Authors: Jorge Molist
Ya se había encargado él de eliminar en el momento oportuno a sus enemigos. Y además estaba Lucía; ésa era la pieza definitiva. Con ella a su lado, podía lanzarse a la conquista del puesto de senador y después...
«Bien —se decía—. No debería plantearme objetivos demasiado altos tan pronto, pero ¿quién me impedirá soñar con la Casa Blanca dentro de algunos años? Claro, que queda una pieza suelta: Muriel. Está resentida, aún puede ser peligrosa, sabe demasiado y es capaz de todo. ¡Otro encargo para Charly
Cara Perro!»
De repente sintió una inquietud. Su vista recorría el amplio despacho, los ventanales, los arbolillos de decoración, los cuadros modernos que colgaban de las paredes. Como si buscara a alguien.
Todo estaba igual, él no podía ver nada distinto, pero ya no disfrutaba de su intimidad. Quizá no estuviera solo. Lucía podía estar observándolo. Y tuvo miedo. Se maldijo por su estupidez y rápidamente abrió un cajón de la mesa, sacó un sobre blanco e introdujo el documento de identidad de Anselmo en él. Luego giró la otra foto de forma que la imagen quedara oculta y, acercándose a una pared, movió uno de los cuadros y dejó al descubierto una caja fuerte. Después de pulsar la combinación y abrirla, depositó el sobre y la cerró de inmediato.

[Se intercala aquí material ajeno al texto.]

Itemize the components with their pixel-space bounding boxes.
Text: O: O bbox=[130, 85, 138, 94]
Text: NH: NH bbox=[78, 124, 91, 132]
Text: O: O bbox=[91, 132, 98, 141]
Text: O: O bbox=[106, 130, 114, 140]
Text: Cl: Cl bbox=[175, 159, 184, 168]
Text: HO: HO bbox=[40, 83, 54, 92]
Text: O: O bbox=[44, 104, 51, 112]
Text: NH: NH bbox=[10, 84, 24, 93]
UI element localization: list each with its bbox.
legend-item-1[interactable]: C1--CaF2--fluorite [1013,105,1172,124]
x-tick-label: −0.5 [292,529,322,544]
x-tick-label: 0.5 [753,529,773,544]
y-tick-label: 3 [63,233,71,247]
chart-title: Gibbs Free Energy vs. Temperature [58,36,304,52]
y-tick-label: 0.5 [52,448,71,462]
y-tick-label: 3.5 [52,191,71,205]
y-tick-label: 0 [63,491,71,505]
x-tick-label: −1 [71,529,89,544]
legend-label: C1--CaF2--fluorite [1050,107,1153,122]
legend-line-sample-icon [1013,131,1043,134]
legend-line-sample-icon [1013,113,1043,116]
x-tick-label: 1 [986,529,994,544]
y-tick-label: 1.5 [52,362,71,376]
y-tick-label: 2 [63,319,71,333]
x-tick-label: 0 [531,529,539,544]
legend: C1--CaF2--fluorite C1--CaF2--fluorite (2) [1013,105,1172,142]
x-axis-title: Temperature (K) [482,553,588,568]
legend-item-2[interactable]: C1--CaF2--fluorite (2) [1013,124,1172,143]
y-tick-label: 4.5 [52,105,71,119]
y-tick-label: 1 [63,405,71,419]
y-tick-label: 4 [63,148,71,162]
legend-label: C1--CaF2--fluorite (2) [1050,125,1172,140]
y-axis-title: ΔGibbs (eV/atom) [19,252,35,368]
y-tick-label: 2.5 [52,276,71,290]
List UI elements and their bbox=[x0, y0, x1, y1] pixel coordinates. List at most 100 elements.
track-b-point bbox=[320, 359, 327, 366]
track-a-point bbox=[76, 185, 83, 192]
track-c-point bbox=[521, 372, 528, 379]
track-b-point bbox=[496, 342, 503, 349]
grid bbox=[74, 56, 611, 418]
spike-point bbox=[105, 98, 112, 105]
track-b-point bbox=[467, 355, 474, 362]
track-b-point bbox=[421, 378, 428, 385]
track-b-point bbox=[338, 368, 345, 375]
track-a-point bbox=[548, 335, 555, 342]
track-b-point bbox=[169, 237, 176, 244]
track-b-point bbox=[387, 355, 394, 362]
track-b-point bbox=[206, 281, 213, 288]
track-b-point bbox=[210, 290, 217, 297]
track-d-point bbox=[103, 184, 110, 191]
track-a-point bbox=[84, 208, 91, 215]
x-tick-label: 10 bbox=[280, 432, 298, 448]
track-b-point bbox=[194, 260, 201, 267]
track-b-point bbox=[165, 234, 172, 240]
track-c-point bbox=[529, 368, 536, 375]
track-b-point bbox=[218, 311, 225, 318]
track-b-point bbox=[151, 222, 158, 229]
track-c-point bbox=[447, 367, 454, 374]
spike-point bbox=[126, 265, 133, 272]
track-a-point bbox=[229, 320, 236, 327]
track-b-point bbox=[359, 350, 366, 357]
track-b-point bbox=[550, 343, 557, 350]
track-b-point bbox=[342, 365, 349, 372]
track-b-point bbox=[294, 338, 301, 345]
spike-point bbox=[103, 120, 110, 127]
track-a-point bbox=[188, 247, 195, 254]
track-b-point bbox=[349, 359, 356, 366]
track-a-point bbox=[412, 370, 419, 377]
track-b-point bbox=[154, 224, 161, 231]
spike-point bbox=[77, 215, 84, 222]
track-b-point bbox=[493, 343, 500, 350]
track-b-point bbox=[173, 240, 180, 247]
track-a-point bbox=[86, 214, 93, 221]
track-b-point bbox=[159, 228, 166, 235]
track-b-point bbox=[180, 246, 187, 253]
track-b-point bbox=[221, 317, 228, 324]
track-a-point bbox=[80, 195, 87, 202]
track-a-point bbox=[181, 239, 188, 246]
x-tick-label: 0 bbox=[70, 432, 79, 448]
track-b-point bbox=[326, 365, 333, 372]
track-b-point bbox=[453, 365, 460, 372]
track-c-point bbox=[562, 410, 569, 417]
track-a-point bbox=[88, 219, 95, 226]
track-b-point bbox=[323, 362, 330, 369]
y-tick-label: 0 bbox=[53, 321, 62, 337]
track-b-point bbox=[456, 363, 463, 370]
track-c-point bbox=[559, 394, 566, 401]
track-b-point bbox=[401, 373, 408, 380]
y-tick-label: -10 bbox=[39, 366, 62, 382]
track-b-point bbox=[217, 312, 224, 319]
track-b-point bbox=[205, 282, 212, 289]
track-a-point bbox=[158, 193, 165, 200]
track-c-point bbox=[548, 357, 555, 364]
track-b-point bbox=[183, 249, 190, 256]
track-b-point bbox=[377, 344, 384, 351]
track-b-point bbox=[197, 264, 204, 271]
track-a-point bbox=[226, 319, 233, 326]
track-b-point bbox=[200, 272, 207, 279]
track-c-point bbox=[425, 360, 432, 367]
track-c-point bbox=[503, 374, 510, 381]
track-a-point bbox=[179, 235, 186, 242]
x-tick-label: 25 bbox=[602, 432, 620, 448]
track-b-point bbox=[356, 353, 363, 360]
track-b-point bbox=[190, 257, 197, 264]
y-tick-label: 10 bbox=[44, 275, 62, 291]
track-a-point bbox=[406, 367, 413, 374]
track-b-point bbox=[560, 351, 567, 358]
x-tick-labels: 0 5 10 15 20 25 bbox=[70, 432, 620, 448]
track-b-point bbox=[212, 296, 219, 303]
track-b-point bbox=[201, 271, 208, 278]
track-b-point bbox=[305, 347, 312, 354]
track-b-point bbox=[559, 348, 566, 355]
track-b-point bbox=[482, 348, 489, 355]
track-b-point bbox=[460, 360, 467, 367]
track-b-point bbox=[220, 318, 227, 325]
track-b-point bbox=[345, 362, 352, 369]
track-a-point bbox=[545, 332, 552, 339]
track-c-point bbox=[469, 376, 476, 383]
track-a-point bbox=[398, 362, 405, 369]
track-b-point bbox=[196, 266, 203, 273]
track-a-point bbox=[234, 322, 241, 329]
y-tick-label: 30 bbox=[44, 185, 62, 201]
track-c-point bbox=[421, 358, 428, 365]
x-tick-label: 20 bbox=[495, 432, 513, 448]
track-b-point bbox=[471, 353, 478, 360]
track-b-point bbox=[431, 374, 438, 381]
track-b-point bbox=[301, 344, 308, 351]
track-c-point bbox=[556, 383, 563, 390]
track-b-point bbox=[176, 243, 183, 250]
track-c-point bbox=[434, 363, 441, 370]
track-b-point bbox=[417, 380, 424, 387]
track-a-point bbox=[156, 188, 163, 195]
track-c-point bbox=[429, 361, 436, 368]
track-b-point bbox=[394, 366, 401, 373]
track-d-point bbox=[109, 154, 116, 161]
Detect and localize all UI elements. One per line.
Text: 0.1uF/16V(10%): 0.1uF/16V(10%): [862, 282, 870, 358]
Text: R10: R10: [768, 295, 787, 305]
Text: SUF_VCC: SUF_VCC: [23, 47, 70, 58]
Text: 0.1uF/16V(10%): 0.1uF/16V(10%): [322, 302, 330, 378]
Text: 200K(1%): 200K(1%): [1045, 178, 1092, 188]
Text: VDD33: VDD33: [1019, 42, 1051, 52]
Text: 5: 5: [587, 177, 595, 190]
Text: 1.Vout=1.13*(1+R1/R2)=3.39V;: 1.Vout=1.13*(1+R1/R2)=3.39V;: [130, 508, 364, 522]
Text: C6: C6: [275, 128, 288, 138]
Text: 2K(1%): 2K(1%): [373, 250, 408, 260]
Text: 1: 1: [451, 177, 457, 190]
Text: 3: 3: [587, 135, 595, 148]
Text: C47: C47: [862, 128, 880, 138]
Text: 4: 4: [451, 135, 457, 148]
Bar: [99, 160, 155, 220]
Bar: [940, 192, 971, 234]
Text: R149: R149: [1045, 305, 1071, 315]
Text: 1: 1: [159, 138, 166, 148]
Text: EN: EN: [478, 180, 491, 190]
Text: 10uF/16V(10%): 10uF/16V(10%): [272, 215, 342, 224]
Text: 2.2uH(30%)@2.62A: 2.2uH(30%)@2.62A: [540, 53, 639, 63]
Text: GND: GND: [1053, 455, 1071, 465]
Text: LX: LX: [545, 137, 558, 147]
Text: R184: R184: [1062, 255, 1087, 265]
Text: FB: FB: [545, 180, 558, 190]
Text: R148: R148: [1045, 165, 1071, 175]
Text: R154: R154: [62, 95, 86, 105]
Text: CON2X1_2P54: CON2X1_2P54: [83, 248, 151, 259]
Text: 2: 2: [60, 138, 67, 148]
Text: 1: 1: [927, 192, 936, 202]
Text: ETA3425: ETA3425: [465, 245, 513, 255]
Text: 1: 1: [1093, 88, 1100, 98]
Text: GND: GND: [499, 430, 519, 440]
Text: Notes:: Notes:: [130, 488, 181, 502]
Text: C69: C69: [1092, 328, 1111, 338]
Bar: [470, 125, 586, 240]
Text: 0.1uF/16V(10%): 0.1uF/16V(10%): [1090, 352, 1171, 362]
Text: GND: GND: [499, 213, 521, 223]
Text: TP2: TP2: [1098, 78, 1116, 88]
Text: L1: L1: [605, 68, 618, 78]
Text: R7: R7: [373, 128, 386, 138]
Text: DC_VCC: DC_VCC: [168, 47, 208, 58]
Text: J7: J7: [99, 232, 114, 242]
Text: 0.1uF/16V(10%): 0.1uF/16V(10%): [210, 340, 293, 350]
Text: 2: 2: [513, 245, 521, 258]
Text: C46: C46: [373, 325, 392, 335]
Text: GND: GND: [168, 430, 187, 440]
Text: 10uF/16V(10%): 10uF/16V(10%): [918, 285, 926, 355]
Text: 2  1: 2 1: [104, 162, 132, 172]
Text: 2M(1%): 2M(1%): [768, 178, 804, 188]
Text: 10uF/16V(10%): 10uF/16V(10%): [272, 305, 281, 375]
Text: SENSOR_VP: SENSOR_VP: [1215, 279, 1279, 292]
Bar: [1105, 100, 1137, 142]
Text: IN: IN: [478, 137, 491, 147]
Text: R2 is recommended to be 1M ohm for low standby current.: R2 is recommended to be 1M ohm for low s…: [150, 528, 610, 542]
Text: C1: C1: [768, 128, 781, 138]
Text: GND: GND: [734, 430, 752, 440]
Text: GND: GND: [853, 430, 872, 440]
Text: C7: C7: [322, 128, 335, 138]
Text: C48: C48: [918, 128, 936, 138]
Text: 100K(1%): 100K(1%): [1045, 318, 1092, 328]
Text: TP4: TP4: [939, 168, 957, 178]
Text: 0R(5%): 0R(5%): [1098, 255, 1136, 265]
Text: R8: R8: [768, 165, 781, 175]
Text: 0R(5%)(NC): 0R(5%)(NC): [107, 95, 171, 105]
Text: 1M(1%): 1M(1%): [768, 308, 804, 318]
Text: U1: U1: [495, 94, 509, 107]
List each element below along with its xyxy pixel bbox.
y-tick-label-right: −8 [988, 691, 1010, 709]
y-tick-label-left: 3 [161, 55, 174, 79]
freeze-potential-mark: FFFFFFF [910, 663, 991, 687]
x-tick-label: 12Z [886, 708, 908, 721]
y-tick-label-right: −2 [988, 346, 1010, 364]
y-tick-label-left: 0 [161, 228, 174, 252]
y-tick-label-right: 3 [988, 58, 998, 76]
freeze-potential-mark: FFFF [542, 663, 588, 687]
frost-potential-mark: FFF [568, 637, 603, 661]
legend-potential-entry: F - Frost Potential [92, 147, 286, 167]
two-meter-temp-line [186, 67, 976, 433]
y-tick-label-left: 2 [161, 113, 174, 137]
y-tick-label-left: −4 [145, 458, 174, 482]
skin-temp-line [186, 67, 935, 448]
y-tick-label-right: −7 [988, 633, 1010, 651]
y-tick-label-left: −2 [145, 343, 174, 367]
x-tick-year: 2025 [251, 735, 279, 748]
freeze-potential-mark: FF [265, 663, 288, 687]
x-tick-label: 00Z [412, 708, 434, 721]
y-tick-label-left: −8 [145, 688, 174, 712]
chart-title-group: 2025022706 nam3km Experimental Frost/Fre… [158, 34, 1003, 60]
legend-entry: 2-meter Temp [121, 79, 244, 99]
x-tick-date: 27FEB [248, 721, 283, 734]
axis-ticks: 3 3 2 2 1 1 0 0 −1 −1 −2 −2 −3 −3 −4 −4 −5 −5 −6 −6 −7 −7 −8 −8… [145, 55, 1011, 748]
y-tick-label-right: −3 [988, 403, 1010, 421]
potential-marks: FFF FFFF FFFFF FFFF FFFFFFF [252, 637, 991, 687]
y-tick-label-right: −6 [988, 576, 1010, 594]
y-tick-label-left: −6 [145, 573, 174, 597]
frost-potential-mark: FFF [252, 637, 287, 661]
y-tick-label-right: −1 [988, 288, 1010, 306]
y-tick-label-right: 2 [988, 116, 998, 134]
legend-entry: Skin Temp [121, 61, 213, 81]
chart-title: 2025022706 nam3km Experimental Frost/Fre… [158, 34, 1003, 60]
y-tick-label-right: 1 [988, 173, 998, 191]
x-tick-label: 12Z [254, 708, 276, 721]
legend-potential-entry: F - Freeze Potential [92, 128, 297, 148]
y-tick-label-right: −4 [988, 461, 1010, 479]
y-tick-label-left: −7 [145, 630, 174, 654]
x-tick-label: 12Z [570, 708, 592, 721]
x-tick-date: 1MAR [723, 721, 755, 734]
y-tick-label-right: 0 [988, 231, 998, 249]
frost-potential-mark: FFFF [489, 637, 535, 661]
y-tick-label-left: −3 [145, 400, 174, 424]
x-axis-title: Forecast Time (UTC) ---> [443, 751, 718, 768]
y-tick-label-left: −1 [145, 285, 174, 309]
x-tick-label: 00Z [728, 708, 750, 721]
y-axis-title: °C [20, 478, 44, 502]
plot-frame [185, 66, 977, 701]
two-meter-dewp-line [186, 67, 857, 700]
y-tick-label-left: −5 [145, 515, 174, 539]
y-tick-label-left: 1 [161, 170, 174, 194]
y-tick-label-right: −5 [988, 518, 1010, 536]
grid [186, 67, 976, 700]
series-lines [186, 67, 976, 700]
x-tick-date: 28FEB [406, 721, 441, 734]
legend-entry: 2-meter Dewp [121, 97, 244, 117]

Más tarde ya encontraría la forma de hacer desaparecer el documento.
Acto seguido tomó la otra foto y, siempre manteniendo la imagen oculta a la vista, la puso en la trituradora de papel y se deshizo de ella.
—He llamado a Lucía para contarle que no pudimos encontrar a don Anselmo —dijo Carmen.
—¿Cómo se lo tomó? —quiso saber Jeff. Era ya lunes por la tarde y paseaban por el embarcadero de Marina del Rey.
—Muy mal. Se puso a llorar al teléfono. Cree que le ha pasado algo a su abuelo y, aunque no lo mencione, está culpando a Rich.
—Y con razón. Es una lástima que la muchacha sufra así.
—Sí, pero si Rich sospechara que Anselmo sigue vivo, su vida volvería a peligrar.
—Que el viejo tenga que protegerse de su propia nieta es lamentable.
—Ella está loca por Rich —dijo Carmen con convicción—, pero nunca traicionaría conscientemente a su abuelo.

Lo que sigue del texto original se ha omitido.